GUINÉ-BISSAU: CNE NEGA TENTATIVA DE FRAUDE ELEITORAL

GUINÉ-BISSAU: CNE NEGA TENTATIVA DE FRAUDE ELEITORAL

A Comissão Nacional de Eleições da Guiné-Bissau, refuta e desmente as informações que estão a ser veiculadas nas redes sociais relativamente a tentativa de fraude eleitoral, após encerramento das urnas em todo o território nacional e na diáspora.

Em conferência de imprensa este domingo, 29 de dezembro, na sede principal da instituição em Bissau, a secretária Executiva Adjunta e Porta-Voz da CNE, Felisberta Moura Vaz, disse que o apanágio e a imagem histórica desta nobre administração eleitoral não pode e nem deve em nenhuma circunstância compactuar com falácias, intrigas e outros males que tendem desvirtuar os seus propósitos.

Moura Vaz destacou ainda que a atuação da CNE, está definido nos limites da lei e não na vontade expressa de terceiros.

Neste sentido, a CNE exorta ao público a se manter calmo, sereno e vigilante, contra manobras atentatórias a vã tentativa de compreender o desenrolar do processo eleitoral que se pretende pacífico e ordeiro.

“Devemos ficar atentos para não permitir que os valores e princípios da integridade eleitoral e das conquistas granjeadas pela CNE ao longo de décadas da história eleitoral da Guiné-Bissau”, explicou Moura Vaz.

Mais de 760 mil eleitores guineenses foram chamados às urnas, neste domingo, para escolher o próximo Presidente da Guiné-Bissau.

Dois antigos primeiros-ministros, Domingos Simões Pereira e Umaro Sissoco Embaló, estão na corrida à substituição de José Mário Vaz, o Presidente cessante.
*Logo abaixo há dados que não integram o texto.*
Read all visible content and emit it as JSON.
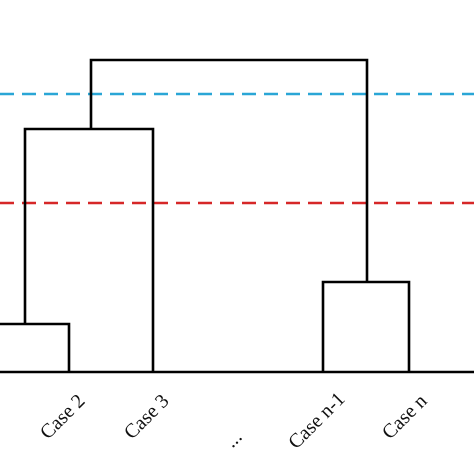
{
  "diagram": {
    "type": "dendrogram",
    "labels": {
      "case_2": "Case 2",
      "case_3": "Case 3",
      "ellipsis": "...",
      "case_n_minus_1": "Case n-1",
      "case_n": "Case n"
    },
    "colors": {
      "tree": "#000000",
      "cut_line_upper": "#2aa6d6",
      "cut_line_lower": "#d62728",
      "label_text": "#111111"
    }
  }
}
Perante este cenário, a CNE apela a comunidade internacional, as candidaturas concorrentes e órgãos de comunicação social, a se absterem de veicular informações conducentes aos resultados eleitorais, esta competência se insere exclusivamente nas atribuições da instituição.

De referir que Umaro Sissoco Embaló, denunciou que tem na sua posse informações a indicar que os boletins de votos estão a ser preenchidos no Ministério do Interior. Em reação a instituição considera essas afirmações absolutamente falaciosas, absurdas e destituídas de qualquer fundamento e prova.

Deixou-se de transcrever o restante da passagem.